Show that:$$\frac{h_1}{m_1}+\frac{h_2}{m_2}+\frac{h_3}{m_3}\leq3$$ So, I was wondering if we could prevent all the hefty geometry and solve this using Chebyshev's or the Rearrangement inequality. Assume WLOG that $a\leq b \leq c.$ We must have $h_1\geq h_2 \geq h_3$ because the altitude inversely depends on the opposite side length. For similar reasons we have $m_1 \geq m_2 \geq m_3$. But I am not sure how to proceed any further than this, as the application of Chebyshev's inequality ceases to provide any result. $$3(h_1m_1+h_2m_2+h_3m_3)\geq (h_1+h_2+h_3)(m_1+m_2+m_3)$$ Any hints to this problem are much appreciated. Thanks!

Answer 1

Let $h_1,h_2,h_3$ and $m_1,m_2,m_3$ are the altitudes and the medians to the same side of a triangle, respectively.

Altitude is the shortest distance from a vertex to opposite side.

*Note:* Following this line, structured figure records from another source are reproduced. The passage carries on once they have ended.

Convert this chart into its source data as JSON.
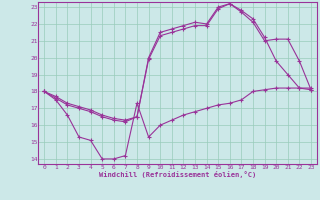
{
  "xlabel": "Windchill (Refroidissement éolien,°C)",
  "bg_color": "#cce8e8",
  "grid_color": "#99ccbb",
  "line_color": "#993399",
  "xlim": [
    -0.5,
    23.5
  ],
  "ylim": [
    13.7,
    23.3
  ],
  "yticks": [
    14,
    15,
    16,
    17,
    18,
    19,
    20,
    21,
    22,
    23
  ],
  "xticks": [
    0,
    1,
    2,
    3,
    4,
    5,
    6,
    7,
    8,
    9,
    10,
    11,
    12,
    13,
    14,
    15,
    16,
    17,
    18,
    19,
    20,
    21,
    22,
    23
  ],
  "line1_x": [
    0,
    1,
    2,
    3,
    4,
    5,
    6,
    7,
    8,
    9,
    10,
    11,
    12,
    13,
    14,
    15,
    16,
    17,
    18,
    19,
    20,
    21,
    22,
    23
  ],
  "line1_y": [
    18.0,
    17.5,
    16.6,
    15.3,
    15.1,
    14.0,
    14.0,
    14.2,
    17.3,
    15.3,
    16.0,
    16.3,
    16.6,
    16.8,
    17.0,
    17.2,
    17.3,
    17.5,
    18.0,
    18.1,
    18.2,
    18.2,
    18.2,
    18.2
  ],
  "line2_x": [
    0,
    1,
    2,
    3,
    4,
    5,
    6,
    7,
    8,
    9,
    10,
    11,
    12,
    13,
    14,
    15,
    16,
    17,
    18,
    19,
    20,
    21,
    22,
    23
  ],
  "line2_y": [
    18.0,
    17.6,
    17.2,
    17.0,
    16.8,
    16.5,
    16.3,
    16.2,
    16.5,
    20.0,
    21.5,
    21.7,
    21.9,
    22.1,
    22.0,
    23.0,
    23.2,
    22.8,
    22.3,
    21.2,
    19.8,
    19.0,
    18.2,
    18.1
  ],
  "line3_x": [
    0,
    1,
    2,
    3,
    4,
    5,
    6,
    7,
    8,
    9,
    10,
    11,
    12,
    13,
    14,
    15,
    16,
    17,
    18,
    19,
    20,
    21,
    22,
    23
  ],
  "line3_y": [
    18.0,
    17.7,
    17.3,
    17.1,
    16.9,
    16.6,
    16.4,
    16.3,
    16.5,
    19.9,
    21.3,
    21.5,
    21.7,
    21.9,
    21.9,
    22.9,
    23.2,
    22.7,
    22.1,
    21.0,
    21.1,
    21.1,
    19.8,
    18.1
  ]
}
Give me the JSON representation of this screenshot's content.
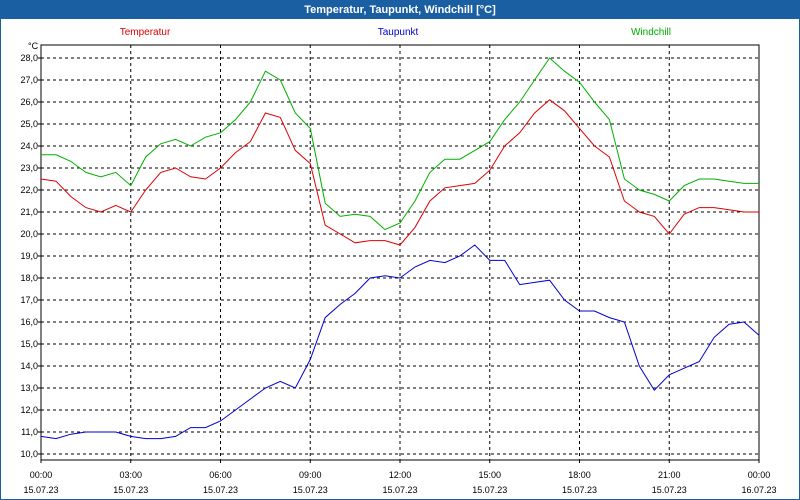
{
  "window": {
    "title": "Temperatur, Taupunkt, Windchill [°C]"
  },
  "chart_data": {
    "type": "line",
    "title": "Temperatur, Taupunkt, Windchill [°C]",
    "ylabel": "°C",
    "ylim": [
      10.0,
      28.0
    ],
    "y_ticks": [
      "10,0",
      "11,0",
      "12,0",
      "13,0",
      "14,0",
      "15,0",
      "16,0",
      "17,0",
      "18,0",
      "19,0",
      "20,0",
      "21,0",
      "22,0",
      "23,0",
      "24,0",
      "25,0",
      "26,0",
      "27,0",
      "28,0"
    ],
    "x_ticks": [
      {
        "time": "00:00",
        "date": "15.07.23"
      },
      {
        "time": "03:00",
        "date": "15.07.23"
      },
      {
        "time": "06:00",
        "date": "15.07.23"
      },
      {
        "time": "09:00",
        "date": "15.07.23"
      },
      {
        "time": "12:00",
        "date": "15.07.23"
      },
      {
        "time": "15:00",
        "date": "15.07.23"
      },
      {
        "time": "18:00",
        "date": "15.07.23"
      },
      {
        "time": "21:00",
        "date": "15.07.23"
      },
      {
        "time": "00:00",
        "date": "16.07.23"
      }
    ],
    "grid": true,
    "x_hours": [
      0,
      0.5,
      1,
      1.5,
      2,
      2.5,
      3,
      3.5,
      4,
      4.5,
      5,
      5.5,
      6,
      6.5,
      7,
      7.5,
      8,
      8.5,
      9,
      9.5,
      10,
      10.5,
      11,
      11.5,
      12,
      12.5,
      13,
      13.5,
      14,
      14.5,
      15,
      15.5,
      16,
      16.5,
      17,
      17.5,
      18,
      18.5,
      19,
      19.5,
      20,
      20.5,
      21,
      21.5,
      22,
      22.5,
      23,
      23.5,
      24
    ],
    "series": [
      {
        "name": "Temperatur",
        "color": "#e00000",
        "values": [
          22.5,
          22.4,
          21.7,
          21.2,
          21.0,
          21.3,
          21.0,
          22.0,
          22.8,
          23.0,
          22.6,
          22.5,
          23.0,
          23.7,
          24.2,
          25.5,
          25.3,
          23.8,
          23.2,
          20.4,
          20.0,
          19.6,
          19.7,
          19.7,
          19.5,
          20.3,
          21.5,
          22.1,
          22.2,
          22.3,
          22.9,
          24.0,
          24.6,
          25.5,
          26.1,
          25.6,
          24.8,
          24.0,
          23.5,
          21.5,
          21.0,
          20.8,
          20.0,
          20.9,
          21.2,
          21.2,
          21.1,
          21.0,
          21.0
        ]
      },
      {
        "name": "Taupunkt",
        "color": "#0000d0",
        "values": [
          10.8,
          10.7,
          10.9,
          11.0,
          11.0,
          11.0,
          10.8,
          10.7,
          10.7,
          10.8,
          11.2,
          11.2,
          11.5,
          12.0,
          12.5,
          13.0,
          13.3,
          13.0,
          14.3,
          16.2,
          16.8,
          17.3,
          18.0,
          18.1,
          18.0,
          18.5,
          18.8,
          18.7,
          19.0,
          19.5,
          18.8,
          18.8,
          17.7,
          17.8,
          17.9,
          17.0,
          16.5,
          16.5,
          16.2,
          16.0,
          14.0,
          12.9,
          13.6,
          13.9,
          14.2,
          15.3,
          15.9,
          16.0,
          15.4
        ]
      },
      {
        "name": "Windchill",
        "color": "#00b000",
        "values": [
          23.6,
          23.6,
          23.3,
          22.8,
          22.6,
          22.8,
          22.2,
          23.5,
          24.1,
          24.3,
          24.0,
          24.4,
          24.6,
          25.2,
          26.0,
          27.4,
          27.0,
          25.5,
          24.8,
          21.4,
          20.8,
          20.9,
          20.8,
          20.2,
          20.5,
          21.5,
          22.8,
          23.4,
          23.4,
          23.8,
          24.2,
          25.2,
          26.0,
          27.0,
          28.0,
          27.4,
          26.9,
          26.0,
          25.2,
          22.5,
          22.0,
          21.8,
          21.5,
          22.2,
          22.5,
          22.5,
          22.4,
          22.3,
          22.3
        ]
      }
    ]
  }
}
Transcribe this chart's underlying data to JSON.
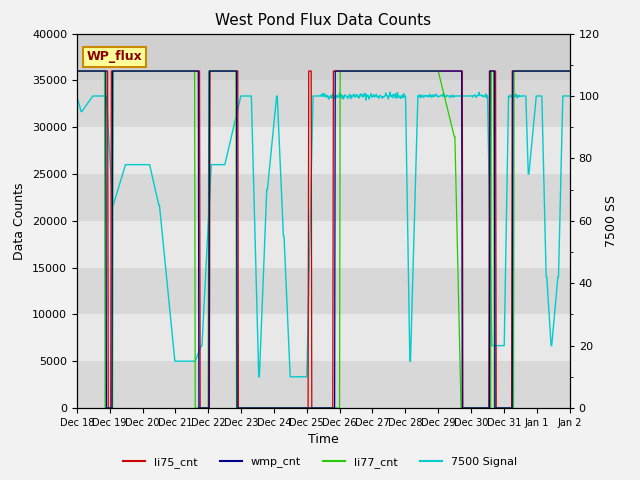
{
  "title": "West Pond Flux Data Counts",
  "xlabel": "Time",
  "ylabel_left": "Data Counts",
  "ylabel_right": "7500 SS",
  "ylim_left": [
    0,
    40000
  ],
  "ylim_right": [
    0,
    120
  ],
  "bg_color": "#f2f2f2",
  "plot_bg_light": "#e8e8e8",
  "plot_bg_dark": "#d4d4d4",
  "legend_labels": [
    "li75_cnt",
    "wmp_cnt",
    "li77_cnt",
    "7500 Signal"
  ],
  "legend_colors": [
    "#cc0000",
    "#00008b",
    "#00cc00",
    "#00cccc"
  ],
  "wp_flux_label": "WP_flux",
  "wp_flux_bg": "#ffff99",
  "wp_flux_border": "#cc8800",
  "n_points": 800,
  "xtick_labels": [
    "Dec 18",
    "Dec 19",
    "Dec 20",
    "Dec 21",
    "Dec 22",
    "Dec 23",
    "Dec 24",
    "Dec 25",
    "Dec 26",
    "Dec 27",
    "Dec 28",
    "Dec 29",
    "Dec 30",
    "Dec 31",
    "Jan 1",
    "Jan 2"
  ]
}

$h_1\leq m_1$ then $\frac{h_1}{m_1}\leq 1$

$h_2\leq m_2$ then $\frac{h_2}{m_2}\leq 1$

$h_3\leq m_3$ then $\frac{h_3}{m_3}\leq 1$

By adding inequalities side by side

$$\frac{h_1}{m_1}+\frac{h_2}{m_2}+\frac{h_3}{m_3}\leq 3$$

Equality holds, when $h_1=m_1$, $h_2=m_2$ and $h_3=m_3$